Poco dopo salì al trono il re Ioas, ricordato per il desiderio profondo di restaurare il tempio. Ma, nonostante spiritualmente il popolo si fosse risollevato durante il suo regno, tutto ciò fu solo transitorio e Israele ricominciò a decadere anche politicamente, tant'è che in breve tempo il popolo fu deportato in cattività. È una storia tragica: il popolo eletto, che doveva essere una luce per tutti i popoli, per un periodo di circa duecento anni sprofondò sempre più nell’infedeltà e nella degradazione morale finché cadde sotto il giudizio di Dio e fu deportato dai nemici assiro-babilonesi. Il regno del Nord fu distrutto, ma la sua esperienza non servì a quello del Sud, che finì con il commettere gli stessi errori.

Fra i re che si susseguirono, praticamente nessuno dimostrò timor di Dio. Una eccezione a quella escalation di malgoverno fu costituita da Giosia: durante i lavori di restauro del tempio, egli ritrovò i rotoli della legge e, leggendoli, si rese conto di quanto sia lui stesso che il popolo fossero mancanti davanti a Dio.
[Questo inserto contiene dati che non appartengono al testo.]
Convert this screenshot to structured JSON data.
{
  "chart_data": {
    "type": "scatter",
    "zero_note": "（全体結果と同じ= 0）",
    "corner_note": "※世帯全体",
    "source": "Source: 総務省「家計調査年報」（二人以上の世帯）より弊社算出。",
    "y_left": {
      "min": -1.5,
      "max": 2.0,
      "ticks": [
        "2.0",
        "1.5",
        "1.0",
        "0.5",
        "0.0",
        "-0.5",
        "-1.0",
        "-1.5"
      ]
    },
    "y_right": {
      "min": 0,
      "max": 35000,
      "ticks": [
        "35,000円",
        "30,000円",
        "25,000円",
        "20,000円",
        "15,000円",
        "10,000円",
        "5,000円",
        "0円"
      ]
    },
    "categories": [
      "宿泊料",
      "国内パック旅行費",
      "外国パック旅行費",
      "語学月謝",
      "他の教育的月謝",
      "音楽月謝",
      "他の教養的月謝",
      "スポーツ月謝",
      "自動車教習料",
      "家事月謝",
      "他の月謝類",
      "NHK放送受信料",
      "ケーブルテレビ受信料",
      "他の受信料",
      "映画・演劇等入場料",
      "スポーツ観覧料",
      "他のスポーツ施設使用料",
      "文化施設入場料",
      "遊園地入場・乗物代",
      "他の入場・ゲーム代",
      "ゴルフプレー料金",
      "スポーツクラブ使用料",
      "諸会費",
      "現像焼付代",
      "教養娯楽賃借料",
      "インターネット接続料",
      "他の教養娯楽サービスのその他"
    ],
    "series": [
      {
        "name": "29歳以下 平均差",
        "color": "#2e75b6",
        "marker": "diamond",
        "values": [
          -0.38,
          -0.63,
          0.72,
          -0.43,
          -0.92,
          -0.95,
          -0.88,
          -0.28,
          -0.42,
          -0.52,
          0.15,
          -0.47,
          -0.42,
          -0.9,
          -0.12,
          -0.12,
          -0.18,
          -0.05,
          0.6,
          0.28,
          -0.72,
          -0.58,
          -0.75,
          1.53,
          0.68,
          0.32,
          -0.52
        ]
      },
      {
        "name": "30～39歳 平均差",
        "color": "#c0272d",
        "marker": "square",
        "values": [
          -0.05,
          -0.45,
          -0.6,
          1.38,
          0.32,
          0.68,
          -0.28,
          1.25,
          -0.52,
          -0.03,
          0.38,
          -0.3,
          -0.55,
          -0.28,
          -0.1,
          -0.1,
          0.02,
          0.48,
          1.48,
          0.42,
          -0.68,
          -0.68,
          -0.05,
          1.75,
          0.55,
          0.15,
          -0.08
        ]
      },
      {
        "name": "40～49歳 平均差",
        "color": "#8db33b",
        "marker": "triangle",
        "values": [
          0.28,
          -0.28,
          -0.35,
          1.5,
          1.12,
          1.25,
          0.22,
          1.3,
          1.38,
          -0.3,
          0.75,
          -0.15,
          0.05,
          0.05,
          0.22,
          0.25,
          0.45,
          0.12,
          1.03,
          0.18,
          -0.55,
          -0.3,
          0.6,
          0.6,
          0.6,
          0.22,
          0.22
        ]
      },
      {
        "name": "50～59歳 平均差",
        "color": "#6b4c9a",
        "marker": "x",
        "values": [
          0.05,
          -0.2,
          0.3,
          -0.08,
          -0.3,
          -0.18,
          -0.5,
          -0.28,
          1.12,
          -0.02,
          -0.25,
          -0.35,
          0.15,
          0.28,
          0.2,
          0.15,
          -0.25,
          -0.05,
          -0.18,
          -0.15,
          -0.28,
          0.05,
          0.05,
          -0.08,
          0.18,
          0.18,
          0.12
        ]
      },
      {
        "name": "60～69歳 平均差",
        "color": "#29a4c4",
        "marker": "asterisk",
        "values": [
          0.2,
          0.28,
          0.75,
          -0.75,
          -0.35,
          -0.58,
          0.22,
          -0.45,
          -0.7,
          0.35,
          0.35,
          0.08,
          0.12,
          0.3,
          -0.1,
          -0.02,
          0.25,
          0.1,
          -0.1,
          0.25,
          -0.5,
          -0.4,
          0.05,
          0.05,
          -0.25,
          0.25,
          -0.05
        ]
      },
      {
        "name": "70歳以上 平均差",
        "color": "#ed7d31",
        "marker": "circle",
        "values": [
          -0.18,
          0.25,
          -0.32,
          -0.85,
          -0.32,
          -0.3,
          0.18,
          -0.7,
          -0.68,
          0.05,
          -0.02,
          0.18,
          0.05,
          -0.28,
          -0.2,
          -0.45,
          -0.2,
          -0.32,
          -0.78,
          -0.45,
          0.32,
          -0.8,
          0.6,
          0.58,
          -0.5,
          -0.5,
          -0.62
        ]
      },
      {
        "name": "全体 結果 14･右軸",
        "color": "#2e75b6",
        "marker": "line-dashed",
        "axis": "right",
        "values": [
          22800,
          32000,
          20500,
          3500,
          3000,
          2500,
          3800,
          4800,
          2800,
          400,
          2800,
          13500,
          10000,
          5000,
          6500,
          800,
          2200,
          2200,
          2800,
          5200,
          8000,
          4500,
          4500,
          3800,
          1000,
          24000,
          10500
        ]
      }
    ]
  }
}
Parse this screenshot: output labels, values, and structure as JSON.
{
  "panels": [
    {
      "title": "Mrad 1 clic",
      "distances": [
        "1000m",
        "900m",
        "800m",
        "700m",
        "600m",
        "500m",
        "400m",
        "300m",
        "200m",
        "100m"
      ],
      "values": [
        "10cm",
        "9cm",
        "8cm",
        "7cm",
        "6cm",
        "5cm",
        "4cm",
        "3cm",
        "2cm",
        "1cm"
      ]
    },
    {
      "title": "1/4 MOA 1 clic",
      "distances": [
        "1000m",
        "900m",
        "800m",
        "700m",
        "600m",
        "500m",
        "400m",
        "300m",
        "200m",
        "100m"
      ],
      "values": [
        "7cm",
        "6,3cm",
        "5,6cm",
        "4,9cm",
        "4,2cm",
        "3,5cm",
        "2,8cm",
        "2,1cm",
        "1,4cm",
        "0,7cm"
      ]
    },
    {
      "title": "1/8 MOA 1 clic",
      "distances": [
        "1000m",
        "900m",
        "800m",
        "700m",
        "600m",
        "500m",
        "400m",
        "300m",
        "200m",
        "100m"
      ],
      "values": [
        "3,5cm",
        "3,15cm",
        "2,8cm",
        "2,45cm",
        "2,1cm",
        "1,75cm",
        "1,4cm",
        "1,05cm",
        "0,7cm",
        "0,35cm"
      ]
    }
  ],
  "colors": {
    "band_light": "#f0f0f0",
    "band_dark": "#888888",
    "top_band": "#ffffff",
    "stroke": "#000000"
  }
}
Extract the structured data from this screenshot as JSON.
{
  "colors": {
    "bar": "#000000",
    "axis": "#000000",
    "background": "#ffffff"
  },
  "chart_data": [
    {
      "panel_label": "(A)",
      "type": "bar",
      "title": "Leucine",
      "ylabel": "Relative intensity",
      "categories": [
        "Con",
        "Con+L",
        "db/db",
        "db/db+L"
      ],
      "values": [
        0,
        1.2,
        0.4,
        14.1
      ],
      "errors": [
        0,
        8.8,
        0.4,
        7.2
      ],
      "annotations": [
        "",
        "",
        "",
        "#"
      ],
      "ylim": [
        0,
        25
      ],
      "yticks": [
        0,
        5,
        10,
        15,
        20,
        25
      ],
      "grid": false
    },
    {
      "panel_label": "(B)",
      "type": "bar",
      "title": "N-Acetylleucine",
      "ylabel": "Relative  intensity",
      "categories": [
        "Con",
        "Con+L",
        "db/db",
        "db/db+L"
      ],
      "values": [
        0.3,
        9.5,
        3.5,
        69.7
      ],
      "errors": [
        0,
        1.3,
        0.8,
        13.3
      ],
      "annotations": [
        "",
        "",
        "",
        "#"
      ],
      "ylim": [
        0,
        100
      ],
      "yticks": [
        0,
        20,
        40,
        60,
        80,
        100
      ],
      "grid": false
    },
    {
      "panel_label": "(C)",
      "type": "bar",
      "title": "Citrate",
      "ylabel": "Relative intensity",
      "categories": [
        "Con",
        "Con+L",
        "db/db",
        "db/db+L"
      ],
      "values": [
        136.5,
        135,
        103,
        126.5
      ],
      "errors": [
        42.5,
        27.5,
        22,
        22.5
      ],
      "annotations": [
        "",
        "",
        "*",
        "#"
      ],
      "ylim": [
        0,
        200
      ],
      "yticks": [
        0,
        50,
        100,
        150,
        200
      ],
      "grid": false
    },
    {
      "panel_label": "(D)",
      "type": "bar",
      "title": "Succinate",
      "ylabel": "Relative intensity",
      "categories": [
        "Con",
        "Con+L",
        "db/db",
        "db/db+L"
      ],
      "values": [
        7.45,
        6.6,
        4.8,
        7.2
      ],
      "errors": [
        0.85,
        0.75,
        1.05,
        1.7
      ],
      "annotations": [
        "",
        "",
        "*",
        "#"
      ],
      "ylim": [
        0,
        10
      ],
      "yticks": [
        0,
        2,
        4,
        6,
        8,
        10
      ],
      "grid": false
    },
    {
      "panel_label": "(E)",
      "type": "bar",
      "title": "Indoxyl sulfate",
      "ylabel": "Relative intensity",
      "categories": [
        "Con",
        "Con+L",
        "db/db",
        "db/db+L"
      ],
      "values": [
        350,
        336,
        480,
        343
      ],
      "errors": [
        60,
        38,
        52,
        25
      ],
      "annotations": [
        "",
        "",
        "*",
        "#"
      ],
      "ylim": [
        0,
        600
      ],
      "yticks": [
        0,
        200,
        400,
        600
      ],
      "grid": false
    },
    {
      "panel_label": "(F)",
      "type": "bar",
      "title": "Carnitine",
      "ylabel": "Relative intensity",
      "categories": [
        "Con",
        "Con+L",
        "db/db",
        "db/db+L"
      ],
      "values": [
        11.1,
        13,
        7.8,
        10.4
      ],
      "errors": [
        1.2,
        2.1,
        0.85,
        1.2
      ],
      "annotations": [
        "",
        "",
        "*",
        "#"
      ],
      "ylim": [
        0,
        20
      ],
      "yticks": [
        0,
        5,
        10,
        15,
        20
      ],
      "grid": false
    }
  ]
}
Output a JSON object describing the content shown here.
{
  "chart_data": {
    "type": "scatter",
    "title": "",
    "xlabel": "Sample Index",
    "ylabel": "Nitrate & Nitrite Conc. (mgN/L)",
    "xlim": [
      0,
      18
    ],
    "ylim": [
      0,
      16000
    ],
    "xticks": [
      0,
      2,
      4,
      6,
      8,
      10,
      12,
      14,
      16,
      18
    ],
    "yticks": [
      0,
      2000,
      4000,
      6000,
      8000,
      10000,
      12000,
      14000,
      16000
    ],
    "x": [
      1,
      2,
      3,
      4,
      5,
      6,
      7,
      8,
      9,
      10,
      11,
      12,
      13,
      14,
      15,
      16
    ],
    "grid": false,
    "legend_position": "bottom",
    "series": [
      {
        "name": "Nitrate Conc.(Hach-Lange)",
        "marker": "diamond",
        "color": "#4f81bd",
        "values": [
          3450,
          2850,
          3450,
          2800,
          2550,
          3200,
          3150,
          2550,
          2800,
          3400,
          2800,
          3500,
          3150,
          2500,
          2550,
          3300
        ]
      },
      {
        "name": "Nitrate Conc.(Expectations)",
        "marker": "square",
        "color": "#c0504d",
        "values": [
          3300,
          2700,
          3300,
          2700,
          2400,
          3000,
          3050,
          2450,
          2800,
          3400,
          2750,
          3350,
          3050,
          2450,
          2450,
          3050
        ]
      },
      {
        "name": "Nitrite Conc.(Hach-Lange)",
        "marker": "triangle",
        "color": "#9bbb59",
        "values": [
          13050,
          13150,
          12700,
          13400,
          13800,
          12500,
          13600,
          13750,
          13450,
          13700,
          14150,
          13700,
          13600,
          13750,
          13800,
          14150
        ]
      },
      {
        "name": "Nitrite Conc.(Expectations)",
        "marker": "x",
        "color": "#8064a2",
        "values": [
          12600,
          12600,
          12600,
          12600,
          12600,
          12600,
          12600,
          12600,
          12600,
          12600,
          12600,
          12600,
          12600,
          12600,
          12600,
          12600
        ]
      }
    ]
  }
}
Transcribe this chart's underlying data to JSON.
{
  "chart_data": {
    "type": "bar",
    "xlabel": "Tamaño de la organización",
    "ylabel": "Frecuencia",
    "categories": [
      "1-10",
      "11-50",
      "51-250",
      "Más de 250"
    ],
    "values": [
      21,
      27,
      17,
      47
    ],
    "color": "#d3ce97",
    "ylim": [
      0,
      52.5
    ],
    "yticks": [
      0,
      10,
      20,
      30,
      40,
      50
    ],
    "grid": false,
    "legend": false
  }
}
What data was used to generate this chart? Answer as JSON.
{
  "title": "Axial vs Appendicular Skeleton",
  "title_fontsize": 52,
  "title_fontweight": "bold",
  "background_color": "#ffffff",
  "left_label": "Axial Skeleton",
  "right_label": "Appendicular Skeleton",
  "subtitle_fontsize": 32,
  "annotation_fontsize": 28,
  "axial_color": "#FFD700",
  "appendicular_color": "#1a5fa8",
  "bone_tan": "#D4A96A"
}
Fu la lettura della Parola di Dio, che a quel tempo consisteva soltanto nel pentateuco, che produsse il ravvedimento. Ma, sebbene sotto il regno di Giosia sembrasse che la situazione potesse prendere una piega diversa, i re successivi si rivelarono pessimi e Dio arrivò a non tollerare più l'iniquità del popolo. Usò la nascente Babilonia per fare imprigionare e portare lontano una parte del popolo dalla terra che Lui stesso gli aveva assegnato, ma nonostante ciò, la rimanenza della popolazione non si pentì e indurì il suo cuore. A quel punto, Nabucodonosor rase al suolo la città di Gerusalemme, distrusse il tempio e lo saccheggiò.